Sunak’s leadership campaign recognised that his engagement with China had become an electoral liability. In a ‘daring’ ‘pre-emptive strike’ therefore, he attacked Truss for helping establish a third of the UK’s Confucius Institutes while she was an education minister. Conservative Party China hawks see these language and culture centres as Chinese state propaganda instruments. Sunak promised to ‘face down China’, the ‘largest threat to Britain and the world’s security and prosperity’. It was ‘propping up Putin’s fascist invasion of Ukraine’, ‘stealing our technology and infiltrating our universities’. Its leaders ‘torture, detain and indoctrinate’ within China, bully Taiwan and have ‘continually rigged the global economy’. PM Sunak would combat Chinese ‘soft power’, technological threats, spying and acquisitions of ‘strategically sensitive tech firms’ by closing all Confucius centres, building a ‘NATO-style’ international ‘alliance of free nations’ and strengthening MI5 and investment screening.

The ratchet had moved decisively forward.

Both candidates entangle China hawkishness into Brexiter narratives of ‘global Britain’ as a leader in the free world, Nato, the Commonwealth or G7 (but not Europe). Truss adds nationalist culture war rhetoric of re-embracing British imperial glory.

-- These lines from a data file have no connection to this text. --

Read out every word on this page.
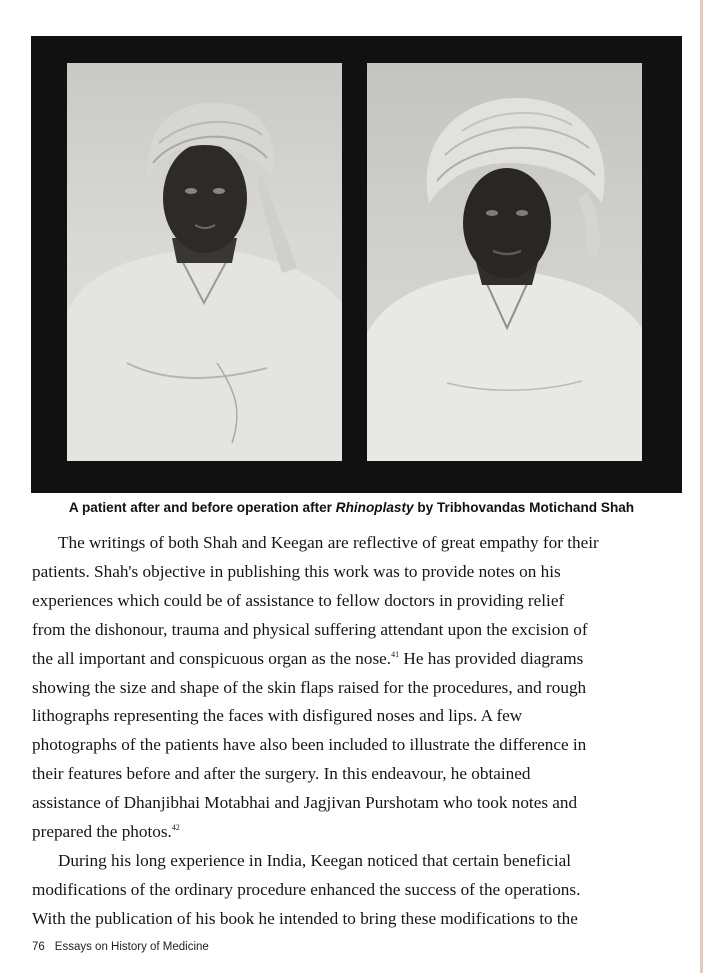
A patient after and before operation after Rhinoplasty by Tribhovandas Motichand Shah
The writings of both Shah and Keegan are reflective of great empathy for their
patients. Shah's objective in publishing this work was to provide notes on his
experiences which could be of assistance to fellow doctors in providing relief
from the dishonour, trauma and physical suffering attendant upon the excision of
the all important and conspicuous organ as the nose.$^{41}$ He has provided diagrams
showing the size and shape of the skin flaps raised for the procedures, and rough
lithographs representing the faces with disfigured noses and lips. A few
photographs of the patients have also been included to illustrate the difference in
their features before and after the surgery. In this endeavour, he obtained
assistance of Dhanjibhai Motabhai and Jagjivan Purshotam who took notes and
prepared the photos.$^{42}$
During his long experience in India, Keegan noticed that certain beneficial
modifications of the ordinary procedure enhanced the success of the operations.
With the publication of his book he intended to bring these modifications to the
76 Essays on History of Medicine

The West, ‘for so long embarrassed about its history and wealth, should start trusting itself again’, including in China policy.

More broadly, polls show that the public, and especially Conservative voters, now worry about China at least as much as Russia. Only 19% of people ‘support Chinese economic engagement and financial investment’. Parliamentary debates, the creation of at least three China-focused groups, and multiple backbench rebellions suggest Conservative MPs share these concerns.

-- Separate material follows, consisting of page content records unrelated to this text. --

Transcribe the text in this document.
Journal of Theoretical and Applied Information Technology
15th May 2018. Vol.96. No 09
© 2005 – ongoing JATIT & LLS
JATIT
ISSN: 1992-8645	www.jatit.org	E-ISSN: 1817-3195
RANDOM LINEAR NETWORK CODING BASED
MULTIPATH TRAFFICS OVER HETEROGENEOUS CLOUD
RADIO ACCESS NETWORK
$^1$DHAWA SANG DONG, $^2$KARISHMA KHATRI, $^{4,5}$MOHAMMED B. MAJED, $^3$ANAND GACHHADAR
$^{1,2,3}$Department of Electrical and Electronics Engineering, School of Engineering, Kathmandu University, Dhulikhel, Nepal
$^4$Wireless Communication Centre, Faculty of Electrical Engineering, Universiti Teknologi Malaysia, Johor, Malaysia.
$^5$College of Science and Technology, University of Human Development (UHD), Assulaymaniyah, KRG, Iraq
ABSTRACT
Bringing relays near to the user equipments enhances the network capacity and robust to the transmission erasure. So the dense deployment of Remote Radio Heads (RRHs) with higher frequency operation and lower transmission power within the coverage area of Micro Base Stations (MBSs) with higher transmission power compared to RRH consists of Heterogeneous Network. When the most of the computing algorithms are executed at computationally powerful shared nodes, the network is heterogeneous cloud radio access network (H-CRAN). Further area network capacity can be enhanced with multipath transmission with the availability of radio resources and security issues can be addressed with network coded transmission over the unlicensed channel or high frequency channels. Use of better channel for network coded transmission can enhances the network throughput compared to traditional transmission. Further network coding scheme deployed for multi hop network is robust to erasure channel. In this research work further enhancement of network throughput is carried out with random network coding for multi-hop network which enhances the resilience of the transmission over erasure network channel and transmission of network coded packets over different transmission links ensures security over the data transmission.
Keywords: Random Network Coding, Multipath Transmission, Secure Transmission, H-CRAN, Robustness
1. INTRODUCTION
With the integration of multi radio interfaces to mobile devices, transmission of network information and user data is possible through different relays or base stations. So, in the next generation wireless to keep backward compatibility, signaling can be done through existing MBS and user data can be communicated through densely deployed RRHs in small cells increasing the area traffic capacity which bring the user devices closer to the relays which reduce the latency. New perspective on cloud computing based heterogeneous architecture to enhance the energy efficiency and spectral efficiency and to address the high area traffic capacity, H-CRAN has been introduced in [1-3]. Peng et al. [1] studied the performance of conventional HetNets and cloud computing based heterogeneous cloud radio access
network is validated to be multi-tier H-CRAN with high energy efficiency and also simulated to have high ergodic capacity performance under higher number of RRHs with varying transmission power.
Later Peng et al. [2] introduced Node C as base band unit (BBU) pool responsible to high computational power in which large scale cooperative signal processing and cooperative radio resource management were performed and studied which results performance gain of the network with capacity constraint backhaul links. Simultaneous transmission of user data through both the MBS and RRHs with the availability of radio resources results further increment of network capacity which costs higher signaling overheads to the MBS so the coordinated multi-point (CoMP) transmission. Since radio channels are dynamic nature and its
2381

But has the ratchet moved irreversibly forward?

China experts and even some Conservative China hawks criticise ‘simplistic, opportunistic and at times naïve’ ‘headline first, policy later’ posturing.  Both candidates for example want to close centres of China scholarship for being too pro-Beijing, at a time when ‘the UK desperately needs more expertise on China.

But does current campaigning indicate how the winning candidate will govern? In September, will they allow a Chinese-led takeover of Newport Wafer Fab, a key British semiconductor maker? Will they support a potential UN report describing China’s persecution of Uyghurs as genocide?

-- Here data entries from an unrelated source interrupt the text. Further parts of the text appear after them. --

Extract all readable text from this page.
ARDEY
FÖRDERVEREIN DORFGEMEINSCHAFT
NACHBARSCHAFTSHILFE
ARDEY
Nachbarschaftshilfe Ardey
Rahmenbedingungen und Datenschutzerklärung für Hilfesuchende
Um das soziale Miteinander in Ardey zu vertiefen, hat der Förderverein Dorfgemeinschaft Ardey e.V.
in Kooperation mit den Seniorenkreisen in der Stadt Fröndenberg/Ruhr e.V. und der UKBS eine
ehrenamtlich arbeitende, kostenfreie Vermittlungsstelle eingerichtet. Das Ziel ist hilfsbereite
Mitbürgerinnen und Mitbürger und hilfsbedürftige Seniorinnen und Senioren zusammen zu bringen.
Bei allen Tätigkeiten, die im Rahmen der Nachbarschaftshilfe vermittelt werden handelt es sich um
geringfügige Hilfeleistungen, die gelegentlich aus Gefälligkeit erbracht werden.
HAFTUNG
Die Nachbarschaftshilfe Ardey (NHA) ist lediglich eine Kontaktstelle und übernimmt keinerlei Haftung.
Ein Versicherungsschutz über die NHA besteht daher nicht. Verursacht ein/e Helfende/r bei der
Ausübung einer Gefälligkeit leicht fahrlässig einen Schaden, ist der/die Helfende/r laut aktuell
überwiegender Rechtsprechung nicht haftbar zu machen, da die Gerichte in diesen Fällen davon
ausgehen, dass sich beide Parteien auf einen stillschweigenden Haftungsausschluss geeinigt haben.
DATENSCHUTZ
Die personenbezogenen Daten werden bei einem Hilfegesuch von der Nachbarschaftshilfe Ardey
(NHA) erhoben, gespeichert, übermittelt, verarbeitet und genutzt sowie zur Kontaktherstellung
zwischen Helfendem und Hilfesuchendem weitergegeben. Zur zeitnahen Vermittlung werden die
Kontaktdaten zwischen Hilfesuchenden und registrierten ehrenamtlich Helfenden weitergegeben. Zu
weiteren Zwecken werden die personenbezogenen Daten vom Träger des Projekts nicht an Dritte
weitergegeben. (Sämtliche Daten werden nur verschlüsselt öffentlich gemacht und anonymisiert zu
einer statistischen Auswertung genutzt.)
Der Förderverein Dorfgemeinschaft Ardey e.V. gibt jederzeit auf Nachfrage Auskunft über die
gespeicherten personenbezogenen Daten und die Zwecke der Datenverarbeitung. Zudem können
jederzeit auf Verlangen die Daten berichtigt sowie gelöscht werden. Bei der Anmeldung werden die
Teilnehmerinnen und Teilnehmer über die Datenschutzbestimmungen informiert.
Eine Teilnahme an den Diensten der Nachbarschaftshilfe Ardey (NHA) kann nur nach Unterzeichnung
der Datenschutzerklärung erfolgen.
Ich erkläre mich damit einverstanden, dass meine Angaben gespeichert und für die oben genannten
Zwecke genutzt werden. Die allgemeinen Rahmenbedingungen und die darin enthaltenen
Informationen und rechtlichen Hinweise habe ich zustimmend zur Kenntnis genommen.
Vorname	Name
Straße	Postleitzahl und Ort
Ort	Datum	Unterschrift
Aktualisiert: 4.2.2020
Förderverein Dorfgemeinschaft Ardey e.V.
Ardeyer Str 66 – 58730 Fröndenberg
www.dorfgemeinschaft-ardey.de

Pollsters identify Tory Brexiters as Britain’s most China-sceptic voters but the victor will never again face election exclusively by Conservative Party members, an exceptionally right-wing and pro-Brexit 0.3% of Britain’s adults.

Amid a cost-of-living crisis, soaring inflation and economic relationships degraded by Brexit, both candidates insisted on maintaining ties with China.

Richard McMahon is Associate Lecturer in EU Politics.